The revision was presented as a necessary sacrifice to ensure that Ghana’s “green minerals” did not stay dormant in the ground during a period of low global demand.
The Surge: Market Realities in February 2026
The “low price” argument is now likely to face a massive reality check as global demand for electric vehicle batteries and energy storage systems has tightened supply faster than expected. Since November 2025, lithium prices have been on a steady upward trajectory, erasing much of the previous year’s losses.
This price rally is so significant that it has even affected corporate mergers; major players in the sector recently halted takeover discussions because current market valuations no longer reflect the “true, higher potential” of these mineral assets.

For Ghana, this means the “crisis” that justified the deal’s revision has largely evaporated.
The Sliding Scale Controversy
To address market volatility, the government implemented a sliding scale royalty mechanism.

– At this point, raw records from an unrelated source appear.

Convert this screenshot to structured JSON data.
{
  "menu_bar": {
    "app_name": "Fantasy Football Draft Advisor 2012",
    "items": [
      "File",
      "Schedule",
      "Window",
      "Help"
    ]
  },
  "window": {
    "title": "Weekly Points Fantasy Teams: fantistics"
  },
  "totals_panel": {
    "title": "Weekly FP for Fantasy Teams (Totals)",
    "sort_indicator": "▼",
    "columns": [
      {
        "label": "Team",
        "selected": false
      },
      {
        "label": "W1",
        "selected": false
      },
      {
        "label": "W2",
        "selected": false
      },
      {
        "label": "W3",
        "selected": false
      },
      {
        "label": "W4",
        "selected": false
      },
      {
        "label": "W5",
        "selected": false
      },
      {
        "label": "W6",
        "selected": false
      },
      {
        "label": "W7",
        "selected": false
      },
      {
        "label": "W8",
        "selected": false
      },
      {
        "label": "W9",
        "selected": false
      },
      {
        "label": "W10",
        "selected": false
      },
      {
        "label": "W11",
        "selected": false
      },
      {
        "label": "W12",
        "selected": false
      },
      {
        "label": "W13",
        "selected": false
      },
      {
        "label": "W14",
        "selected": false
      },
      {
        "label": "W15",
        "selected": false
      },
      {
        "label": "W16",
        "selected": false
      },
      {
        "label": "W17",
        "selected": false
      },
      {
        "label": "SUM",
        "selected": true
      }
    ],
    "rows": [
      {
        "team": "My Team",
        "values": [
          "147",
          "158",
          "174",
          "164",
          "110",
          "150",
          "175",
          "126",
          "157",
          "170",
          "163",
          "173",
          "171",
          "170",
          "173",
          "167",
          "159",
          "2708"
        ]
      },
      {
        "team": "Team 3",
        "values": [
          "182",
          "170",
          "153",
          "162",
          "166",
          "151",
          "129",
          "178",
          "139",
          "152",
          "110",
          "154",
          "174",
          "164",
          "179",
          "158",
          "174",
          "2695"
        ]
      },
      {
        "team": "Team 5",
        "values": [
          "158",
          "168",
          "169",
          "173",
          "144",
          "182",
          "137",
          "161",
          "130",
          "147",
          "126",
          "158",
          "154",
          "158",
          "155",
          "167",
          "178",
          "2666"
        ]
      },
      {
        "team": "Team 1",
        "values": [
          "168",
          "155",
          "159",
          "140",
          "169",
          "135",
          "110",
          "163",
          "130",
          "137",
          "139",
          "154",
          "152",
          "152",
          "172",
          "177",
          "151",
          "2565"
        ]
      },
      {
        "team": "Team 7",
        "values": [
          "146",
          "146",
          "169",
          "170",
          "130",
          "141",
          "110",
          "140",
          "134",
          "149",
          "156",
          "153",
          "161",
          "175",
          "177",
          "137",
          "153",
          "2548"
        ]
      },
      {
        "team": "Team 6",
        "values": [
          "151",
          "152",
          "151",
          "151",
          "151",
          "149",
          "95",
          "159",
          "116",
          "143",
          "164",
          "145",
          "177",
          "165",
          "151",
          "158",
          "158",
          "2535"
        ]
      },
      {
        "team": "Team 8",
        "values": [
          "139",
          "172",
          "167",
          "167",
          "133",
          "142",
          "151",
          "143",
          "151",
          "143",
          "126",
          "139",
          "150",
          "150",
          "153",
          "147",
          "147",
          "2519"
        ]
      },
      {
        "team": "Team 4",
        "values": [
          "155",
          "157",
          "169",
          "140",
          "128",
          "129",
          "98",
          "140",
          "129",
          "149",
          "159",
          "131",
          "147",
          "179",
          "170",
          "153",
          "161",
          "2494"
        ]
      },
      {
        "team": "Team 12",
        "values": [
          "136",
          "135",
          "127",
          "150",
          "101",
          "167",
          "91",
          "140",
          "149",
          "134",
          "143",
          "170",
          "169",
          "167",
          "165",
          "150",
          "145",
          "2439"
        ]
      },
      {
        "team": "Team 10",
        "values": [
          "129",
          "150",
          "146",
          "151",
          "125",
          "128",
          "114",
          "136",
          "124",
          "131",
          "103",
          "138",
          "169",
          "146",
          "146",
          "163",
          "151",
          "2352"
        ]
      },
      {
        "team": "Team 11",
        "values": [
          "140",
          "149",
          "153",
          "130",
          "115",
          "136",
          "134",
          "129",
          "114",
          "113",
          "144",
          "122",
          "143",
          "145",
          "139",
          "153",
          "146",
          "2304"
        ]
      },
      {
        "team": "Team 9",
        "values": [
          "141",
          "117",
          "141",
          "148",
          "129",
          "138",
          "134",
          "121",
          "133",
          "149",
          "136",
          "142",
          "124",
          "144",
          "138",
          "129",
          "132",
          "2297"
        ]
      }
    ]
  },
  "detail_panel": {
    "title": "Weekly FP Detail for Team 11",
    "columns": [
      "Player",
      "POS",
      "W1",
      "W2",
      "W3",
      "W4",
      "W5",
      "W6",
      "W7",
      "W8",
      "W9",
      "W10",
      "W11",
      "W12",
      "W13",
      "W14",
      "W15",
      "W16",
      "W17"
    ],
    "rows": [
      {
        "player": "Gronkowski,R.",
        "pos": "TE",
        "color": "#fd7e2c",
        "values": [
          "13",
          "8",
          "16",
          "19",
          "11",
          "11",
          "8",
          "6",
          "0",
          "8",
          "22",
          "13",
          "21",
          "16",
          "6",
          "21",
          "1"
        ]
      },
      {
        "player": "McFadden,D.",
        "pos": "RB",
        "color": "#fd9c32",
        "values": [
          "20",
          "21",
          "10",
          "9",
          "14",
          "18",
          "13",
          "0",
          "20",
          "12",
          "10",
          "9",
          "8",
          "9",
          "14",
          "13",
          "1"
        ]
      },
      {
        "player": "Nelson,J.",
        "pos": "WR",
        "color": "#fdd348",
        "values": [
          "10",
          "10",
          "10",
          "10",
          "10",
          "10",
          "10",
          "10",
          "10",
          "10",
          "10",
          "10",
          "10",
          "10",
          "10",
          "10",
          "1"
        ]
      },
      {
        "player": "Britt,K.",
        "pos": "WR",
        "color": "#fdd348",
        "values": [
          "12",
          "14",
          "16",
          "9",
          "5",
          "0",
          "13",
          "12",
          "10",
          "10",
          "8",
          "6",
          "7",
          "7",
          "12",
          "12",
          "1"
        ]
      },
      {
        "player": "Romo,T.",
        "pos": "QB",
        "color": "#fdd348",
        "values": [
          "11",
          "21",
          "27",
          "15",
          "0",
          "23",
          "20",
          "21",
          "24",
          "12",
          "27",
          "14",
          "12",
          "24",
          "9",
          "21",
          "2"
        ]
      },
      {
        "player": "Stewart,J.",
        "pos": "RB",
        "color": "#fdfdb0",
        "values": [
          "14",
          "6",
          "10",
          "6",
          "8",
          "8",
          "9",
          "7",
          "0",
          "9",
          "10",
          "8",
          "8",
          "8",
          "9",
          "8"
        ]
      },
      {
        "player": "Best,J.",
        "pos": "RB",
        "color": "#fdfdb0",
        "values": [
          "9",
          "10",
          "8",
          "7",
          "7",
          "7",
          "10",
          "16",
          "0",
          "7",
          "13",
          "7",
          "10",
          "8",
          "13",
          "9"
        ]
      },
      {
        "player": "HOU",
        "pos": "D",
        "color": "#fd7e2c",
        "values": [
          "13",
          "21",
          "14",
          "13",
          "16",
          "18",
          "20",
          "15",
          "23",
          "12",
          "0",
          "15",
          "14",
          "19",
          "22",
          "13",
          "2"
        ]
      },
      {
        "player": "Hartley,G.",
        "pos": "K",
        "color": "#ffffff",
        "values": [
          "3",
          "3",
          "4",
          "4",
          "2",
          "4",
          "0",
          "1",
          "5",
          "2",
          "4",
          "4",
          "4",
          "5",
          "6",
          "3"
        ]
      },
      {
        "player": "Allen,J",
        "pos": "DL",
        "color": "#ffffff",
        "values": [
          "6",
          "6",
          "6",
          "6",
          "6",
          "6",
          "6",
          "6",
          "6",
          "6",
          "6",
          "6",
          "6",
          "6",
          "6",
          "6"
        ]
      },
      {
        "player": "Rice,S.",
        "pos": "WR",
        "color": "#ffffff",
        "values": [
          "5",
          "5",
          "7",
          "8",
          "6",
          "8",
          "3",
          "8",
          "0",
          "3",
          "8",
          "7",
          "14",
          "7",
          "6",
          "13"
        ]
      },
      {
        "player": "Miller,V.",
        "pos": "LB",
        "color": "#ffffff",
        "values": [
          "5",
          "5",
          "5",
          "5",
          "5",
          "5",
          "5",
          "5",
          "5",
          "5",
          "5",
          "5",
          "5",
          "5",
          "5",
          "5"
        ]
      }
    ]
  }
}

Under this new structure, the state receives a lower percentage when prices are down, with the rates only increasing once the market hits specific, high-level triggers.
However, with the current price surge, the market has moved into a “middle ground” where the state is would potentially receive far less revenue than it would have under the original, flat royalty agreement.
There are concerns that the current price points will allow the mining companies to enjoy significantly higher margins while the national treasury remains locked into a “protectionist” rate that favours the investor over the state.

What Happens Now?
With the mining lease currently under the spotlight for final ratification, the pressure is mounting for a second look at the terms. Critics argue that if the government was quick to revise the deal downward to protect the company during a price dip, it should be equally diligent in protecting the Ghanaian taxpayer now that the boom has returned.
The upcoming parliamentary deliberations will decide whether Ghana enters the global lithium supply chain as a savvy negotiator or as a nation that permanently lowers its price of entry based on a temporary market fluctuation.